I think where it would have the least impact is if I were replaced during the summer. Teaching and mentoring are structured around the relationships that are forged in the classroom. Once those relationships begin to form, changing them can be painful and detrimental (unless, of course, the relationship is a negative one, and then changing them is necessary). Many years ago, one of my coworkers, a thoughtful and caring teacher, was fired. There were some "other things" that went on with him that I'm not privy to, but the result for the kids in the classroom was that one day their teacher was there, the next day he wasn't. The feelings of abandonment permeated. Not only was he a beloved teacher, but he truly cared about the students and sought ways to help them. A new hire was quickly found, and though she filled his shoes well, the fracture for those students was palpable.

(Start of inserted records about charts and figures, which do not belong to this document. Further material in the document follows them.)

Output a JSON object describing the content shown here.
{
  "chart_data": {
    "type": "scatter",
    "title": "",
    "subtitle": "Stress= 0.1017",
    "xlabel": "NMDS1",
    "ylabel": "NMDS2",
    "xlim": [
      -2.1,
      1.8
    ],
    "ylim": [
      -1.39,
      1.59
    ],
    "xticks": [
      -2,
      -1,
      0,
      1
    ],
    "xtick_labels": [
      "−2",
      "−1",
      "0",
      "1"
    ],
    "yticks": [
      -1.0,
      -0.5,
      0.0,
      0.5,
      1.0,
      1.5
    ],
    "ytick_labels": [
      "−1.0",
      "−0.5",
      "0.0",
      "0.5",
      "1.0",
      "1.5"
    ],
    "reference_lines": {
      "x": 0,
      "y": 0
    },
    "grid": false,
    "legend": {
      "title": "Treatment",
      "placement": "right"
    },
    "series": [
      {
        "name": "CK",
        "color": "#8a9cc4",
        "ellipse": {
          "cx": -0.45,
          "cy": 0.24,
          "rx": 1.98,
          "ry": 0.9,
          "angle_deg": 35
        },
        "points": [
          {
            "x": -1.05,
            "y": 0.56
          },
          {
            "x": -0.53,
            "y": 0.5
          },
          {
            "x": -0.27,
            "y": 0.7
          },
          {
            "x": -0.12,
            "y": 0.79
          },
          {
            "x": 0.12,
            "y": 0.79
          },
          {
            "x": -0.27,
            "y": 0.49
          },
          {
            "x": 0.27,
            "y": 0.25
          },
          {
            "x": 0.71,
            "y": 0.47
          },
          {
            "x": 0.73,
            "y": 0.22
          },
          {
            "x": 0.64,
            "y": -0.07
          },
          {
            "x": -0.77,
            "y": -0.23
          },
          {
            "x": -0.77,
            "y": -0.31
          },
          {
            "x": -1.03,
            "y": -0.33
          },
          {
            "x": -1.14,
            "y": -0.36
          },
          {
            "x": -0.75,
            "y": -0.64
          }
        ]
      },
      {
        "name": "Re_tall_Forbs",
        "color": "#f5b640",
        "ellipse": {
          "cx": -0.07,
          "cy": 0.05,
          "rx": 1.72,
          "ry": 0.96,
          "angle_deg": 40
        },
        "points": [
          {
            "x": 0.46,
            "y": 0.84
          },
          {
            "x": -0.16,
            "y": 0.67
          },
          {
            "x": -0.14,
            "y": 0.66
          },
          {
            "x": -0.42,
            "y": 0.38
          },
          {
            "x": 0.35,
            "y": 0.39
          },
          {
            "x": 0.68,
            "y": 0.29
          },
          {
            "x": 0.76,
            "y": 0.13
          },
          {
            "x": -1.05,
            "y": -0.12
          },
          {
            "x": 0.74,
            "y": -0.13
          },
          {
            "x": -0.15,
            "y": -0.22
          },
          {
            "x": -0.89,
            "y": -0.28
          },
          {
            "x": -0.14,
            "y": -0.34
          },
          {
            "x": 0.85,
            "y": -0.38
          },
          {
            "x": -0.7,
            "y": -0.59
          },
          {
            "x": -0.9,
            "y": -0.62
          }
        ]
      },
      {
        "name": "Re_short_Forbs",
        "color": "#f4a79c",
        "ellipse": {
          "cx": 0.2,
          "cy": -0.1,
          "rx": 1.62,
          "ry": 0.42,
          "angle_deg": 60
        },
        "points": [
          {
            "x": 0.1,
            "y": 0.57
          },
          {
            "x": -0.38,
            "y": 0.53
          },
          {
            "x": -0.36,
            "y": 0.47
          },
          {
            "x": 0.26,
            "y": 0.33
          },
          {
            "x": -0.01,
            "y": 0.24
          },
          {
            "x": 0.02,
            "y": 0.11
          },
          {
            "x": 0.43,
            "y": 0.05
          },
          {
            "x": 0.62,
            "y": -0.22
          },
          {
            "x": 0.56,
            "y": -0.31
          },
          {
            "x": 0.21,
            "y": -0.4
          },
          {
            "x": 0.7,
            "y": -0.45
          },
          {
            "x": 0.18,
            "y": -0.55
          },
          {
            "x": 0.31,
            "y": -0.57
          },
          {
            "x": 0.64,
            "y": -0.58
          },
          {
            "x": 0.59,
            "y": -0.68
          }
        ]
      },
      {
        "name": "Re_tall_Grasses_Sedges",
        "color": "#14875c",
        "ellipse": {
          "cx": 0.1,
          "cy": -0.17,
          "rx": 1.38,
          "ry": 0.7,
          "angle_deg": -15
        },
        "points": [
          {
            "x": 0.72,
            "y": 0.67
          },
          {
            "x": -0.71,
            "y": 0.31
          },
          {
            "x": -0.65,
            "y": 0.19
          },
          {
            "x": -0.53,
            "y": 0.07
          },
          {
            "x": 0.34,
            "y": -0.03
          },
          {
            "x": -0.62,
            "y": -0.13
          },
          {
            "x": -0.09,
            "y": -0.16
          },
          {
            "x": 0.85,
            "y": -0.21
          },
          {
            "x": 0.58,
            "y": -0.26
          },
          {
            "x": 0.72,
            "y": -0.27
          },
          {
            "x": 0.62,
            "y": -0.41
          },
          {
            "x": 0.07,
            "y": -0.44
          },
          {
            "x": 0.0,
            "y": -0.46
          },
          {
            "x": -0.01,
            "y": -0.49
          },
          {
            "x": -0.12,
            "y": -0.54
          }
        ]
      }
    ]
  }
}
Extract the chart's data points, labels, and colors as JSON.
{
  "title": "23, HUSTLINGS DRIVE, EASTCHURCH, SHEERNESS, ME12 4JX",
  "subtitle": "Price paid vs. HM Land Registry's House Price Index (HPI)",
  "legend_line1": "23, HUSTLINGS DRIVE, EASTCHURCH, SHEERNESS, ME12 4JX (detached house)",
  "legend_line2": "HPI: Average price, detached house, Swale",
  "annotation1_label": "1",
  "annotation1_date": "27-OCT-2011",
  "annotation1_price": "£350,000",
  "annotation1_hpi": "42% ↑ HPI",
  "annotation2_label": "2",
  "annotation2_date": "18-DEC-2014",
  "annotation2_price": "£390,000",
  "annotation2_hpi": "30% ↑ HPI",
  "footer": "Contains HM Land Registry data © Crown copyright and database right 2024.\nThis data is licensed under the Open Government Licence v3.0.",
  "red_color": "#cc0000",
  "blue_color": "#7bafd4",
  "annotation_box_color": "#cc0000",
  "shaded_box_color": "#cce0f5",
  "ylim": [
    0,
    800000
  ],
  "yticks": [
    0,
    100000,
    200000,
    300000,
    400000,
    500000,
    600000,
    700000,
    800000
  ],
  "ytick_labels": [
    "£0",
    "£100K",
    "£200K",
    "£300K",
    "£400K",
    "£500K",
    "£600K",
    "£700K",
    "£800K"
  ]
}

As I reflect on what I do as a role model, mentor, and teacher, it's clear that, in the paradigm that Malcolm Gladwell discusses in his podcast, I have a lot more that I need to do. This deals heavily with the thorny issue of race relations and the importance of representation, so it's not a simple or easy thing to discuss or consider. To say that I come from a "predominantly white background" undersells it: according to this site, 83.4% of Utah Valley is white, with 11.1% Hispanic. Only 2.1% being "Two or More" racial category. 

The fact that I'm white (and cishet male, while we're at it) means that I'm similar to a lot of my community--and just like everyone else for the minorities that are there. I think over my classes, and, yeah, I've had a handful of Latinos throughout the years, and a small, small number of students of Native American background (I can think of three over nine years, but I could be forgetting some or not have known about others), five or six who were black, and then a smattering of sundry Asians. That is normal for this area, but the concern isn't how many minority kids I teach, it's how well I reach them.

Representation Matters

I agree with the idea that representation--in fiction, in business, in education--matters. That's the whole point of being a role model, right? That you're visible to inspire others to be like you. And the growing understanding of having people who look like you in positions you aspire to is encouraging. In the case of my classroom, I'm pretty sure that I have kids who hear stories about me and my wife and aspire to have a marriage like ours. I know that my example of reading--and what I read--inspires some students to take charge of their education and branch out into books that they wouldn't normally approach. And as a white guy (the "default setting" of too much in our society), that comes across to my white students, even if they don't know it, as something that they're invited and maybe even expected to do. That is, the paradigm is already set up for them.

I can do the same for my minority students. Most of them probably don't look at my skin and think "I can't be/do that because I'm not white", but there's a high likelihood that some do--again, even if they don't know it. It's on me to extend a hand and try to push and encourage and mentor and guide them toward a better future, to help them find the success that Gladwell demonstrates is much more difficult because kids of a different race don't see themselves in the leaders of today.

Indeed, a lot of what I'm thinking about revolves around representation, which is a topic for a different essay, a different day. Nevertheless, the idea that I can--and, really, must--do better is an idea that I need to chew on some more.